Logan’s death also was deemed an accident. He had bipolar disorder and schizophrenia, said Lance Scott, a nurse anesthetist in Austin. “Because of his mental illness, there is such a desire to escape,” Lance Scott said. “I blame the mental illness” for his death.
Raised in an upper-middle class family, Logan was highly intelligent, musically gifted on the guitar and living on his own in an area where he had ready access to drugs, his father said.

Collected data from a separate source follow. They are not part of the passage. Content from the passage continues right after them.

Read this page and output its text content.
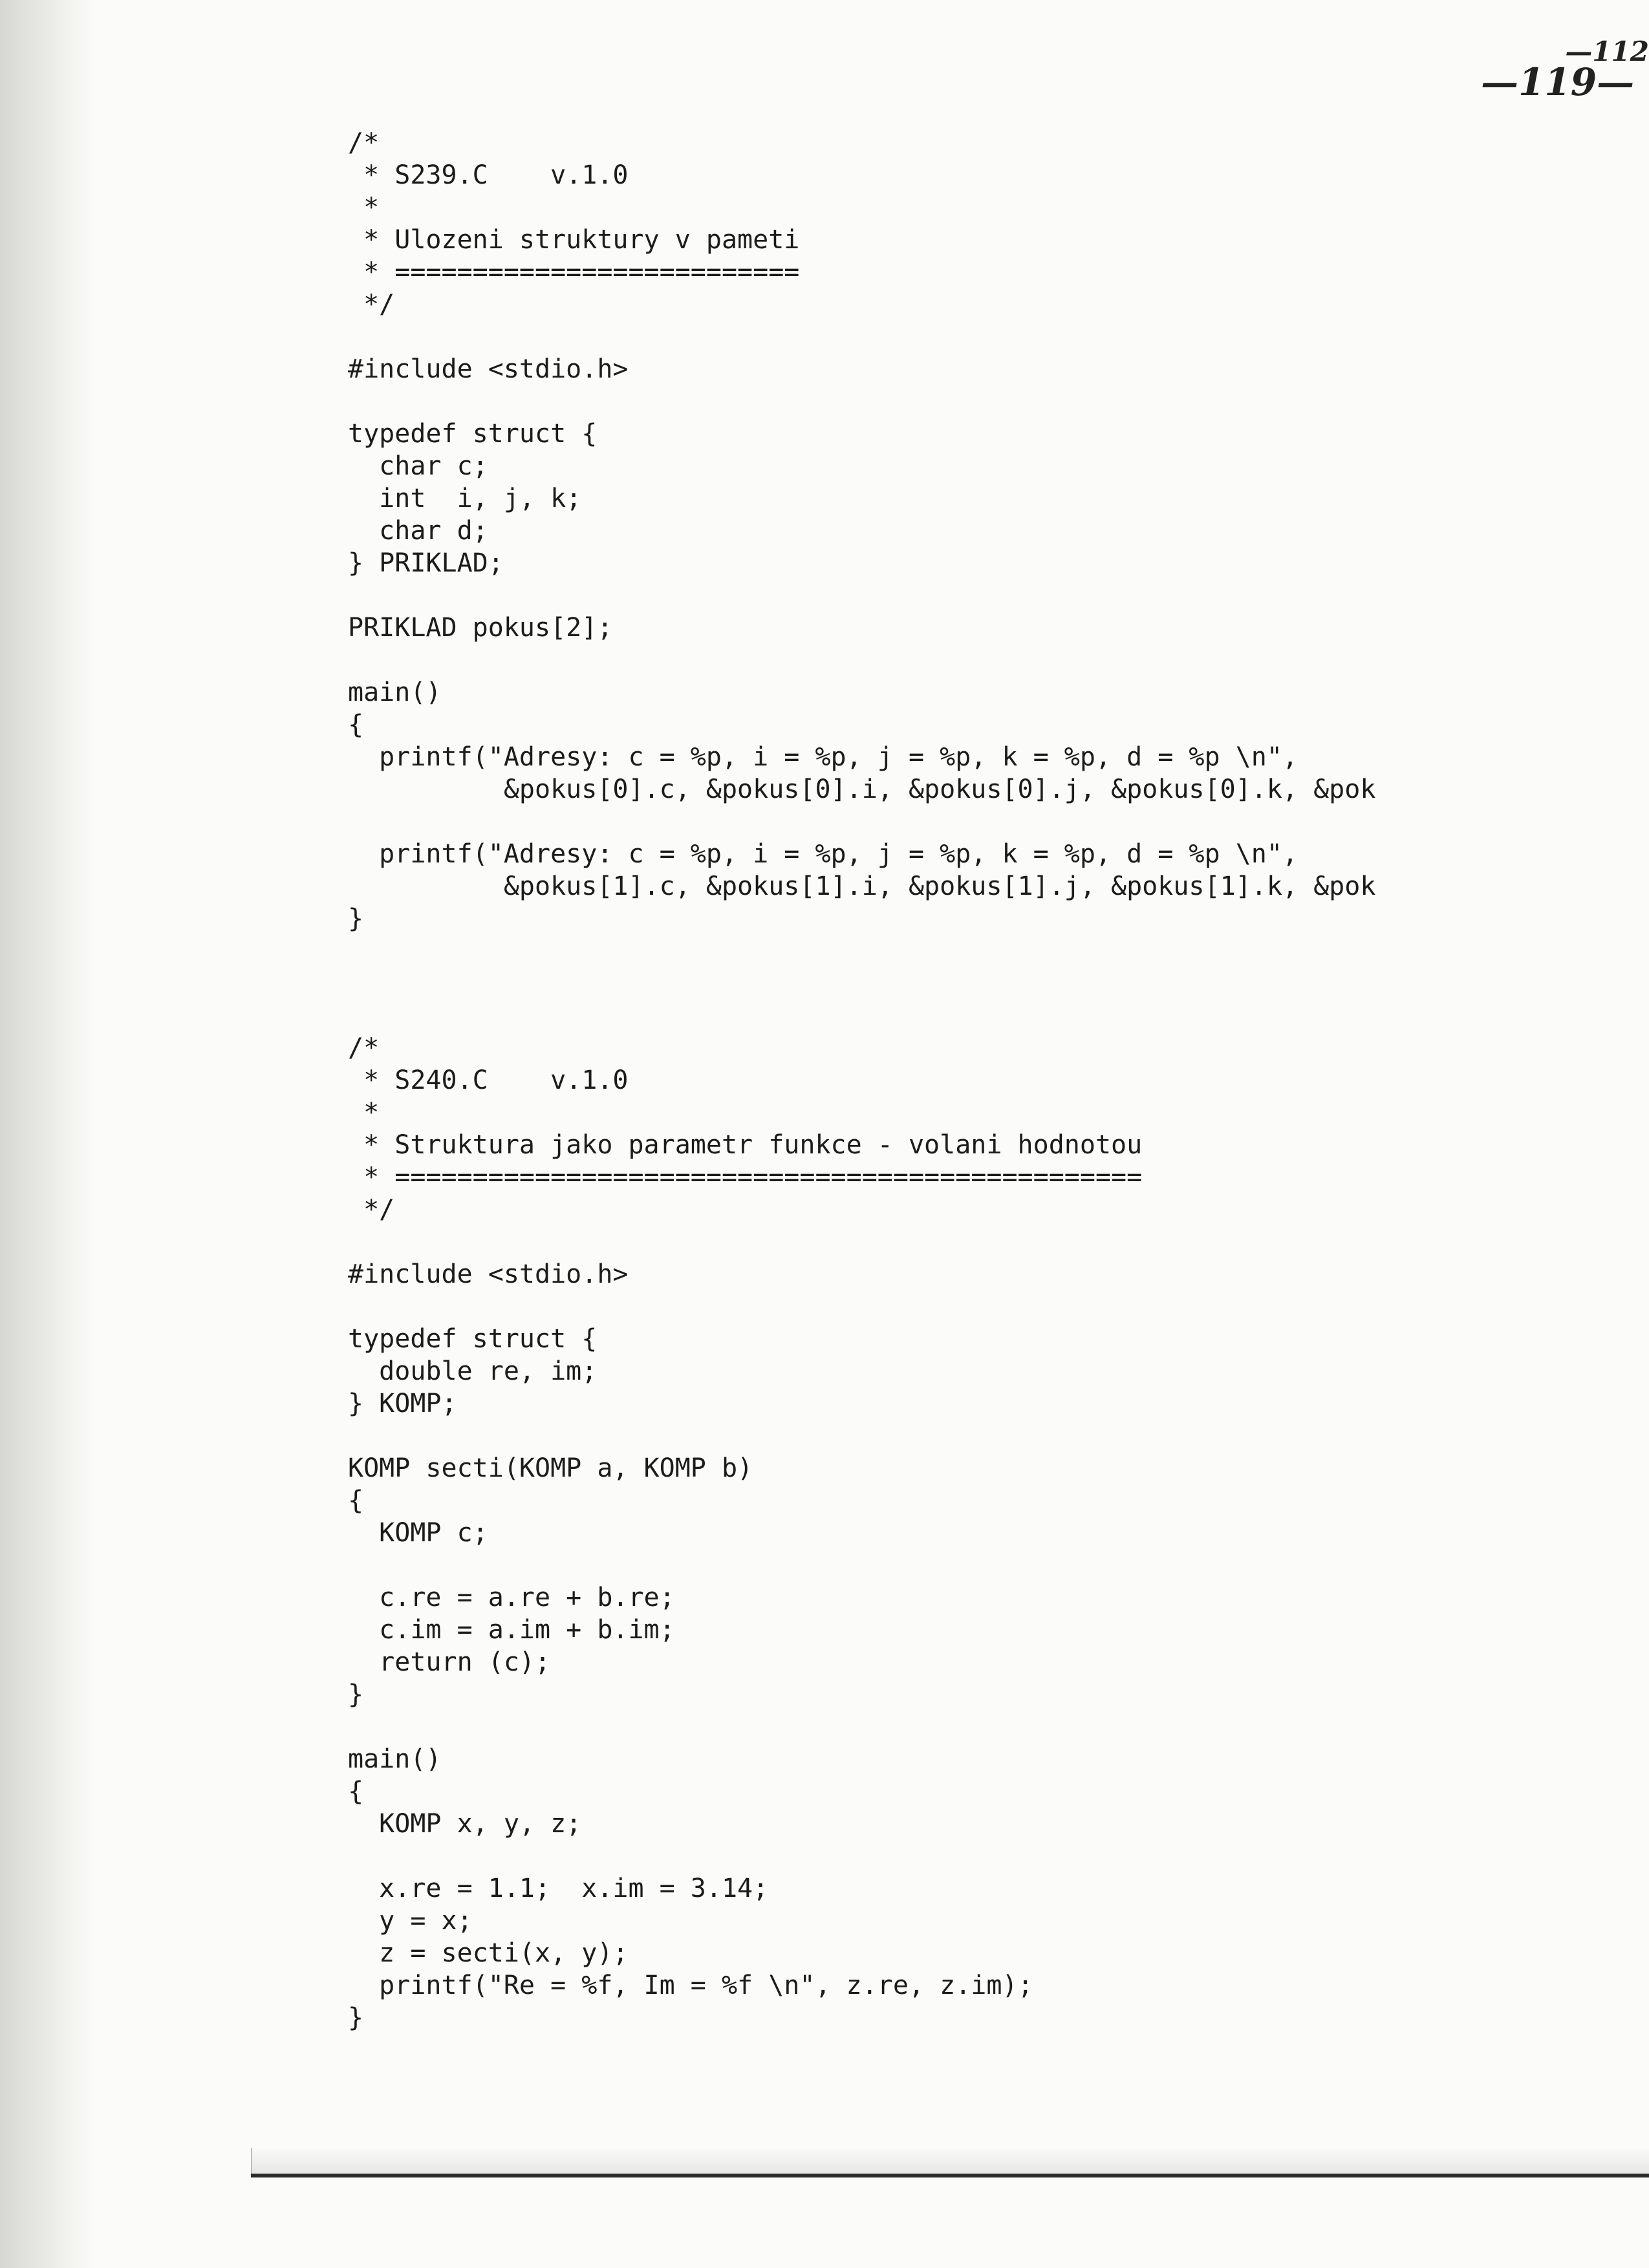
—112
—119—
/*
* S239.C    v.1.0
*
* Ulozeni struktury v pameti
* ==========================
*/

#include <stdio.h>

typedef struct {
char c;
int  i, j, k;
char d;
} PRIKLAD;

PRIKLAD pokus[2];

main()
{
printf("Adresy: c = %p, i = %p, j = %p, k = %p, d = %p \n",
&pokus[0].c, &pokus[0].i, &pokus[0].j, &pokus[0].k, &pok

printf("Adresy: c = %p, i = %p, j = %p, k = %p, d = %p \n",
&pokus[1].c, &pokus[1].i, &pokus[1].j, &pokus[1].k, &pok
}
/*
* S240.C    v.1.0
*
* Struktura jako parametr funkce - volani hodnotou
* ================================================
*/

#include <stdio.h>

typedef struct {
double re, im;
} KOMP;

KOMP secti(KOMP a, KOMP b)
{
KOMP c;

c.re = a.re + b.re;
c.im = a.im + b.im;
return (c);
}

main()
{
KOMP x, y, z;

x.re = 1.1;  x.im = 3.14;
y = x;
z = secti(x, y);
printf("Re = %f, Im = %f \n", z.re, z.im);
}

He and Irene Scott took Logan to five psychiatrists in three years, Lance Scott said.
“We were begging the psychiatrist to admit him somewhere, because we knew he was in danger,” he said. “The only option was three days at the state hospital or a private thing for $70,000. … There was no place that existed that we could afford.” Another complication was Logan himself. He didn’t want that kind of help nor did he think he needed it, Lance Scott said. “It was painful to watch him suffer, and he didn’t know how to get himself out of it.”
He supports better tracking of drugs that contribute to a death so decision-makers can get more reliable data on overdose deaths. He and his wife are moving back to Seattle but are discussing how they can help others struggling with mental health problems.